Shelley, Mary Contents
The Byron-Shelley circle
Meeting with Percy Bysshe Shelley
In 1814, Mary met Percy Bysshe Shelley (1792-1822), one of the leading poets of the movement now known as Romanticism. His father was an MP who was given the title of baronet. Shelley, an admirer of William Godwin, was also a controversial figure:
- he was radical in politics, anti-royalist and a vegetarian.
- he was expelled from Oxford University in 1811 for writing a pamphlet called The Necessity of Atheism
- later in 1811, he eloped with the sixteen-year old Harriet Westbrook, from whom he was separated by the time he met Mary at her father’s house
- in the spring of 1814, Mary Godwin and Shelley eloped to Switzerland, taking with them Jane (later Claire) Clairmont, Mary Godwin’s fifteen-year-old stepsister.
When Harriet Shelley drowned herself in 1816, Shelley and Mary were free to marry. Fanny Imlay, Mary’s half-sister, also committed suicide in 1816.
Mary Shelley - Marriage and parenthood
The Shelleys spent the summer of 1816 in Switzerland (see Social/political context: How Frankenstein came to be written). They had gone there so that Claire Clairmont could be with Lord George Byron (1788-1824), Shelley’s friend and fellow-poet and an equally controversial figure. Clairmont and Byron became lovers and she bore him a daughter in 1817. After a brief spell in England, the Shelleys settled permanently in Italy from 1818. They had a number of children. However:
- their first child had died soon after birth in 1815
- their son William was born in 1816 but died in 1819
- Clara, born in 1817, also died in 1819
- only the fourth of their children, Percy (b. 1819), survived childhood.
Both parents suffered greatly from the loss of their children and Mary had a serious nervous breakdown.
Mary Shelley - A productive era
From 1819 to 1822, the Shelleys lived in Pisa in Italy.
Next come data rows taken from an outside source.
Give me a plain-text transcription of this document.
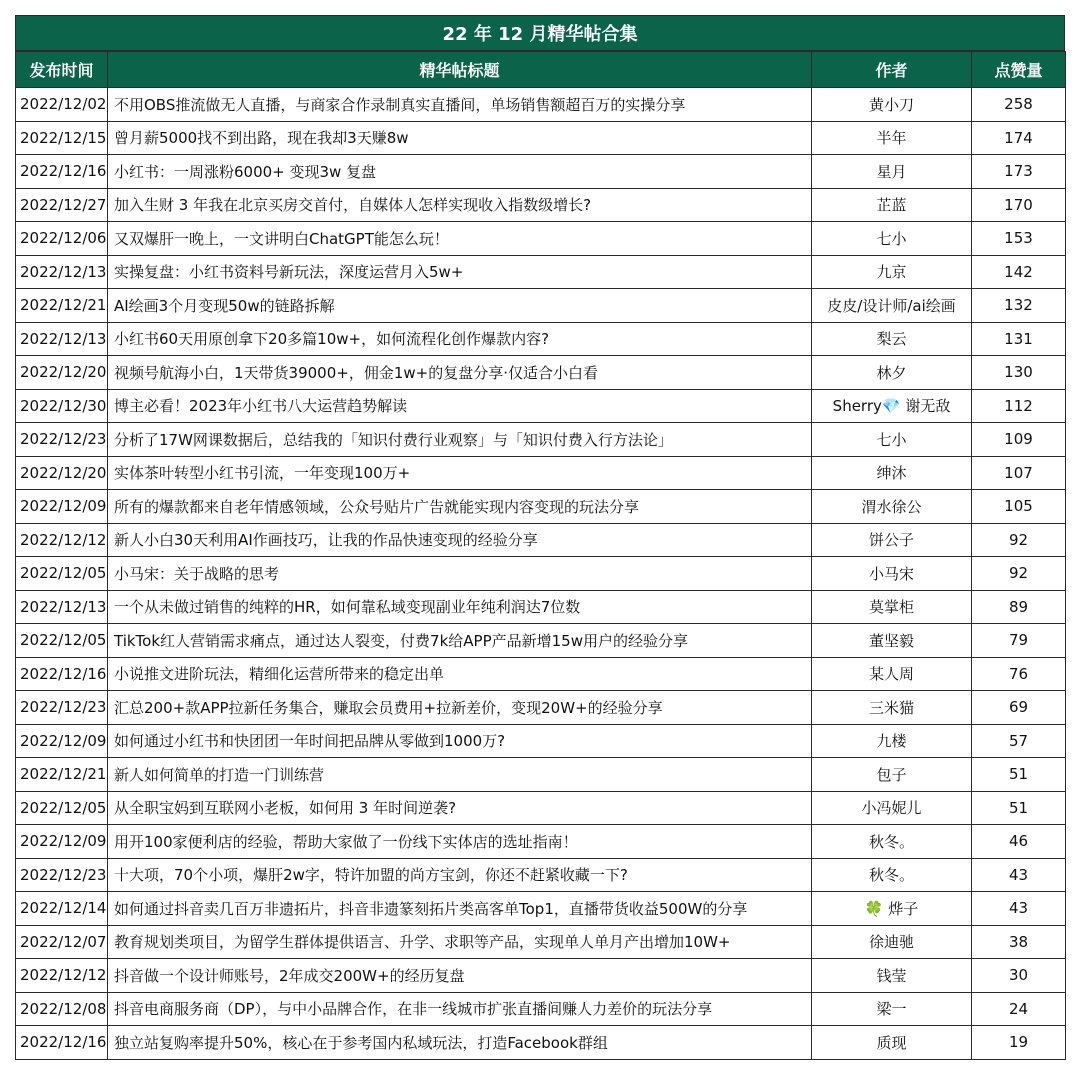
22 年 12 月精华帖合集
发布时间	精华帖标题	作者	点赞量
2022/12/02	不用OBS推流做无人直播，与商家合作录制真实直播间，单场销售额超百万的实操分享	黄小刀	258
2022/12/15	曾月薪5000找不到出路，现在我却3天赚8w	半年	174
2022/12/16	小红书：一周涨粉6000+ 变现3w 复盘	星月	173
2022/12/27	加入生财 3 年我在北京买房交首付，自媒体人怎样实现收入指数级增长?	芷蓝	170
2022/12/06	又双爆肝一晚上，一文讲明白ChatGPT能怎么玩！	七小	153
2022/12/13	实操复盘：小红书资料号新玩法，深度运营月入5w+	九京	142
2022/12/21	AI绘画3个月变现50w的链路拆解	皮皮/设计师/ai绘画	132
2022/12/13	小红书60天用原创拿下20多篇10w+，如何流程化创作爆款内容?	梨云	131
2022/12/20	视频号航海小白，1天带货39000+，佣金1w+的复盘分享·仅适合小白看	林夕	130
2022/12/30	博主必看！2023年小红书八大运营趋势解读	Sherry💎 谢无敌	112
2022/12/23	分析了17W网课数据后，总结我的「知识付费行业观察」与「知识付费入行方法论」	七小	109
2022/12/20	实体茶叶转型小红书引流，一年变现100万+	绅沐	107
2022/12/09	所有的爆款都来自老年情感领域，公众号贴片广告就能实现内容变现的玩法分享	渭水徐公	105
2022/12/12	新人小白30天利用AI作画技巧，让我的作品快速变现的经验分享	饼公子	92
2022/12/05	小马宋：关于战略的思考	小马宋	92
2022/12/13	一个从未做过销售的纯粹的HR，如何靠私域变现副业年纯利润达7位数	莫掌柜	89
2022/12/05	TikTok红人营销需求痛点，通过达人裂变，付费7k给APP产品新增15w用户的经验分享	董坚毅	79
2022/12/16	小说推文进阶玩法，精细化运营所带来的稳定出单	某人周	76
2022/12/23	汇总200+款APP拉新任务集合，赚取会员费用+拉新差价，变现20W+的经验分享	三米猫	69
2022/12/09	如何通过小红书和快团团一年时间把品牌从零做到1000万?	九楼	57
2022/12/21	新人如何简单的打造一门训练营	包子	51
2022/12/05	从全职宝妈到互联网小老板，如何用 3 年时间逆袭?	小冯妮儿	51
2022/12/09	用开100家便利店的经验，帮助大家做了一份线下实体店的选址指南！	秋冬。	46
2022/12/23	十大项，70个小项，爆肝2w字，特许加盟的尚方宝剑，你还不赶紧收藏一下?	秋冬。	43
2022/12/14	如何通过抖音卖几百万非遗拓片，抖音非遗篆刻拓片类高客单Top1，直播带货收益500W的分享	🍀 烨子	43
2022/12/07	教育规划类项目，为留学生群体提供语言、升学、求职等产品，实现单人单月产出增加10W+	徐迪驰	38
2022/12/12	抖音做一个设计师账号，2年成交200W+的经历复盘	钱莹	30
2022/12/08	抖音电商服务商（DP），与中小品牌合作，在非一线城市扩张直播间赚人力差价的玩法分享	梁一	24
2022/12/16	独立站复购率提升50%，核心在于参考国内私域玩法，打造Facebook群组	质现	19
Frankenstein, Mary’s first book, was published in London in 1819, and the next three years proved to be Percy Shelley’s most creative and productive period of writing, during which he produced several of his best known works. Byron joined them in Pisa in 1821 and they became the centre of a celebrated and controversial circle of expatriate English writers and artists.
Mary Shelley - Misfortune and death
In the spring of 1822, the family moved to the Bay of Lerici, for a brief stay which was marked by a series of painful events:
- Mary suffered a very serious miscarriage
- Claire Clairmont was deeply grieved by the death of Allegra, her child with Byron, whom he had placed in a convent in 1821
- Shelley saw the ghost of a child in the sea
- In August, returning by boat from a visit to Byron across the bay, Shelley was drowned. He was 29 years old.
The effect of the Byron-Shelley circle on Mary Shelley
For eight years, from 1814-1822, Mary had lived at the heart of what was undoubtedly England’s leading circle of writers:
- Under the guidance of Shelley and Byron her own education had considerably advanced. She read widely and constantly and her first book was published
- At the same time, she had suffered a good deal of unhappiness:
- she resented Byron’s constant and disruptive presence
- she had lost her half-sister and seen her stepsister lose her only child
- she had lost her husband and three out of four of her own children.